The Public Health Agency says it is putting greater resources into discovering the source of outbreaks of Covid-19 in Northern Ireland.
The coronavirus track and trace team, which started work in March, has been expanded from 30 to almost 250 people.
Their primary concern is to ensure people self-isolate if they've been diagnosed with the coronavirus or have been in contact with someone who has contracted the disease.
However, the agency says there is now a greater focus on enhanced tracing, to try to establish what types of places are most associated with clusters.
"Tracking and tracing will provide one source of information about where we are seeing clustering of infections," said Dr Philip Veal, who is the lead public health consultant for contact tracing.
"That will undoubtedly help the [Northern Ireland] Executive and others make decisions about businesses."
Politicians at Stormont spent days deadlocked over whether to extend or relax coronavirus restrictions on pubs, restaurants, hairdressers and beauty salons.
On Thursday evening, the executive said the current Covid-19 restrictions would be extended for another week.
Dr Veal says ministers need to consider other issues including the affect on the economy and mental health.
However, he said there was data both globally and in Northern Ireland that suggested there was a link between some outbreaks and the hospitality industry.
"Most spread of coronavirus happens within households and estimates are around 70%," he said.

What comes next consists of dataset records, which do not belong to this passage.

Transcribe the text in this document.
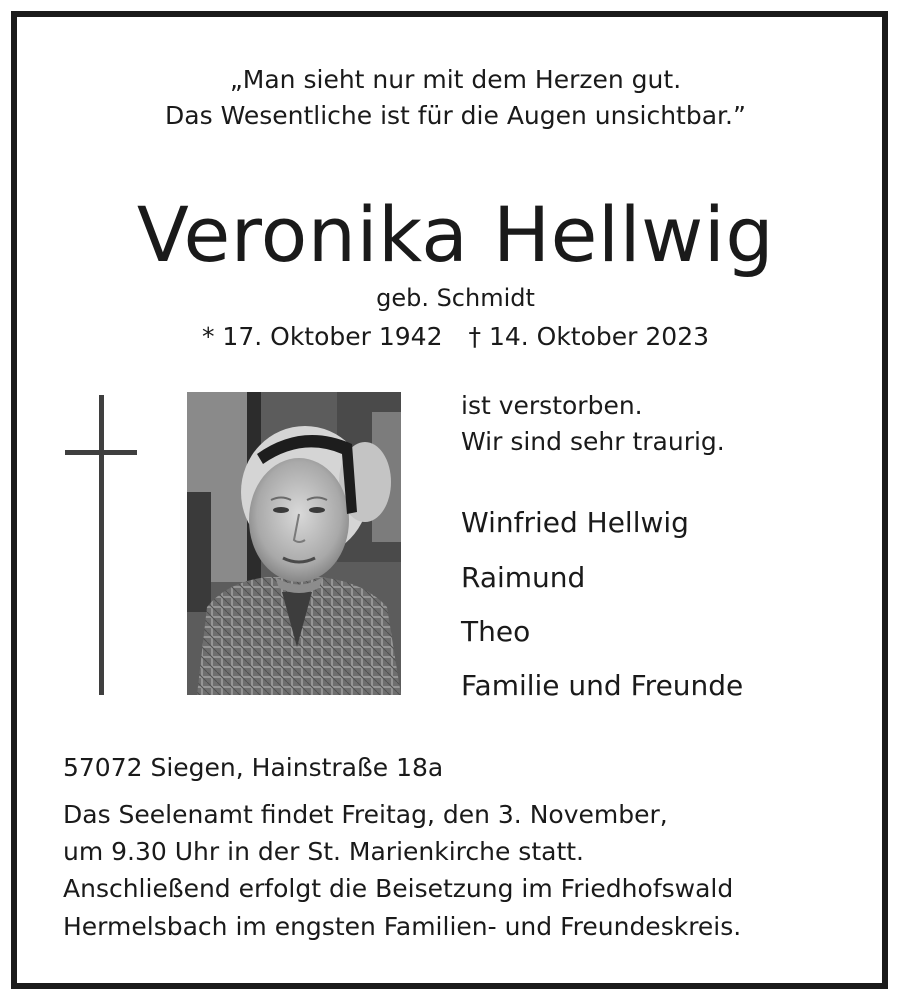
„Man sieht nur mit dem Herzen gut.
Das Wesentliche ist für die Augen unsichtbar.”
Veronika Hellwig
geb. Schmidt
* 17. Oktober 1942 † 14. Oktober 2023
ist verstorben.
Wir sind sehr traurig.
Winfried Hellwig
Raimund
Theo
Familie und Freunde
57072 Siegen, Hainstraße 18a
Das Seelenamt findet Freitag, den 3. November,
um 9.30 Uhr in der St. Marienkirche statt.
Anschließend erfolgt die Beisetzung im Friedhofswald
Hermelsbach im engsten Familien- und Freundeskreis.
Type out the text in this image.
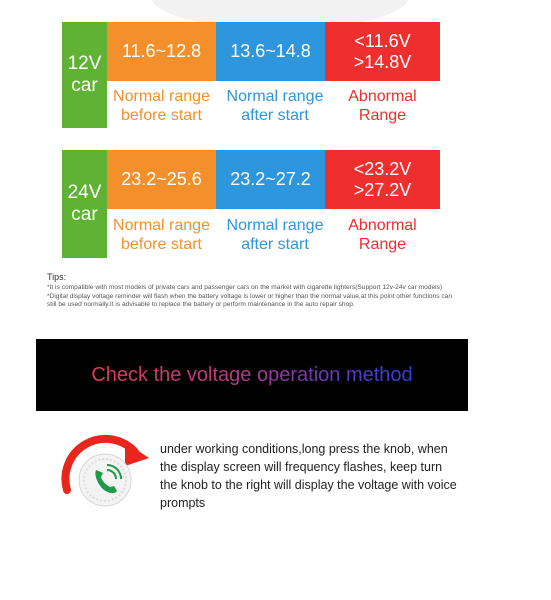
12V
car
11.6~12.8 13.6~14.8
<11.6V
>14.8V
Normal range
before start
Normal range
after start
Abnormal
Range
24V
car
23.2~25.6 23.2~27.2
<23.2V
>27.2V
Normal range
before start
Normal range
after start
Abnormal
Range
Tips:
*It is compatible with most models of private cars and passenger cars on the market with cigarette lighters(Support 12v-24v car models)
*Digital display voltage reminder will flash when the battery voltage is lower or higher than the normal value,at this point other functions can still be used normally.It is advisable to replace the battery or perform maintenance in the auto repair shop.
Check the voltage operation method
under working conditions,long press the knob, when the display screen will frequency flashes, keep turn the knob to the right will display the voltage with voice prompts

"Of the remainder, there is evidence that spread can be associated with settings where people gather together in large numbers, where alcohol is consumed and where individuals meet late at night.

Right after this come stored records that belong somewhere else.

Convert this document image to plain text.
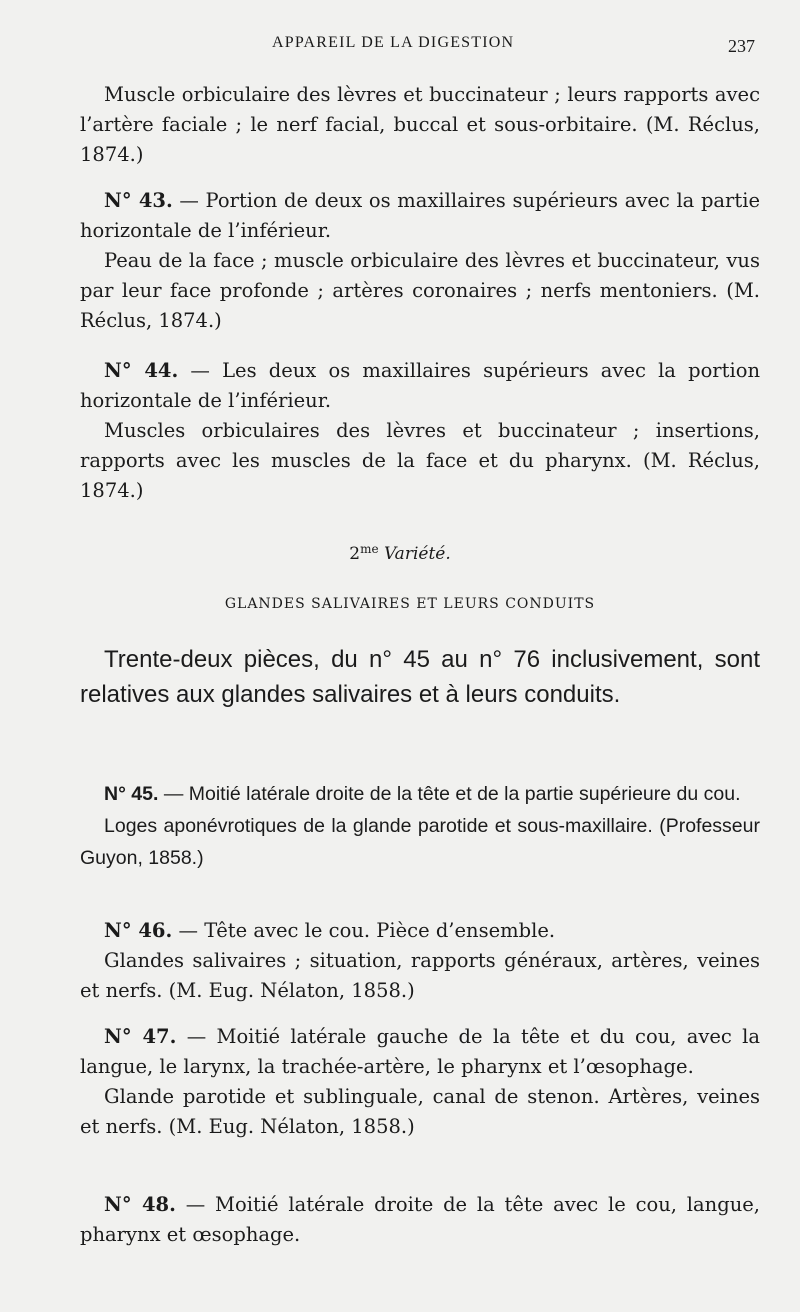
APPAREIL DE LA DIGESTION	237

Muscle orbiculaire des lèvres et buccinateur ; leurs rapports avec l’artère faciale ; le nerf facial, buccal et sous-orbitaire. (M. Réclus, 1874.)

N° 43. — Portion de deux os maxillaires supérieurs avec la partie horizontale de l’inférieur.

Peau de la face ; muscle orbiculaire des lèvres et buccinateur, vus par leur face profonde ; artères coronaires ; nerfs mentoniers. (M. Réclus, 1874.)

N° 44. — Les deux os maxillaires supérieurs avec la portion horizontale de l’inférieur.

Muscles orbiculaires des lèvres et buccinateur ; insertions, rapports avec les muscles de la face et du pharynx. (M. Réclus, 1874.)

$2^{me}$ Variété.
GLANDES SALIVAIRES ET LEURS CONDUITS
Trente-deux pièces, du n° 45 au n° 76 inclusivement, sont relatives aux glandes salivaires et à leurs conduits.

N° 45. — Moitié latérale droite de la tête et de la partie supérieure du cou.

Loges aponévrotiques de la glande parotide et sous-maxillaire. (Professeur Guyon, 1858.)

N° 46. — Tête avec le cou. Pièce d’ensemble.

Glandes salivaires ; situation, rapports généraux, artères, veines et nerfs. (M. Eug. Nélaton, 1858.)

N° 47. — Moitié latérale gauche de la tête et du cou, avec la langue, le larynx, la trachée-artère, le pharynx et l’œsophage.

Glande parotide et sublinguale, canal de stenon. Artères, veines et nerfs. (M. Eug. Nélaton, 1858.)

N° 48. — Moitié latérale droite de la tête avec le cou, langue, pharynx et œsophage.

"So that is very important to be aware of as decisions are made."
The Public Health Agency's tracing service currently operates seven days a week from County Hall in Ballymena, County Antrim.
The programme has taken over offices across two floors of the sprawling building.

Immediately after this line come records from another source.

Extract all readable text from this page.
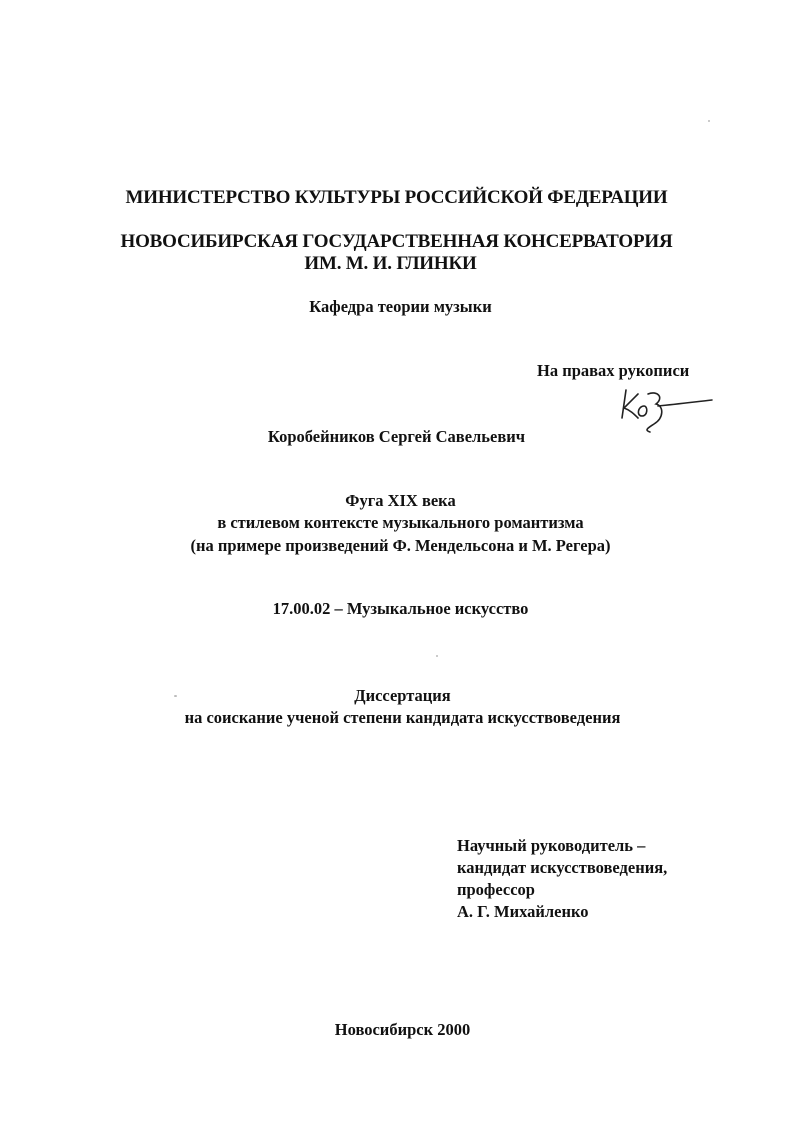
МИНИСТЕРСТВО КУЛЬТУРЫ РОССИЙСКОЙ ФЕДЕРАЦИИ
НОВОСИБИРСКАЯ ГОСУДАРСТВЕННАЯ КОНСЕРВАТОРИЯ
ИМ. М. И. ГЛИНКИ
Кафедра теории музыки
На правах рукописи
Коробейников Сергей Савельевич
Фуга XIX века
в стилевом контексте музыкального романтизма
(на примере произведений Ф. Мендельсона и М. Регера)
17.00.02 – Музыкальное искусство
Диссертация
на соискание ученой степени кандидата искусствоведения
Научный руководитель –
кандидат искусствоведения,
профессор
А. Г. Михайленко
Новосибирск 2000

The agency's tracers call everyone diagnosed with Covid in an attempt to gather information about anyone they have been in close contact with during the preceding seven days.
They are then sent a text message advising them to self-isolate for a period of two weeks.
Not everyone is pleased to receive a call and Shauna Armstrong, who is part of the tracing team, says people can be reluctant to provide them with the details they need.
"A lot of people feel shame over this rather than realising this is pandemic and this will happen," she says.
"And a lot of it is about people's work - are they going to be paid while they are off?
"I had one girl who was crying the whole time that she was on the phone with me."
The Public Health Agency is keen to emphasise that they are also there to provide support.
Teams of health professionals work at the centre alongside the tracing teams to offer advice where it is needed.
Tracers say they have spoken to people who have been breathless or in need of medical help.
"We get all sorts of reactions from people who are devastated because members of their families have passed away due to Covid or they have Covid themselves," says Najla Basketfield.
"For example in one case I rang a gentleman whose wife was in an intensive care unit and he was crying on the phone, so I arranged to ring him back again.
"Unfortunately, when I rang him back his wife had passed away.
"But this gentleman was still prepared to give me his close contacts because he said if he could protect another family, then at least he had helped others from having to go through the devastation he went through."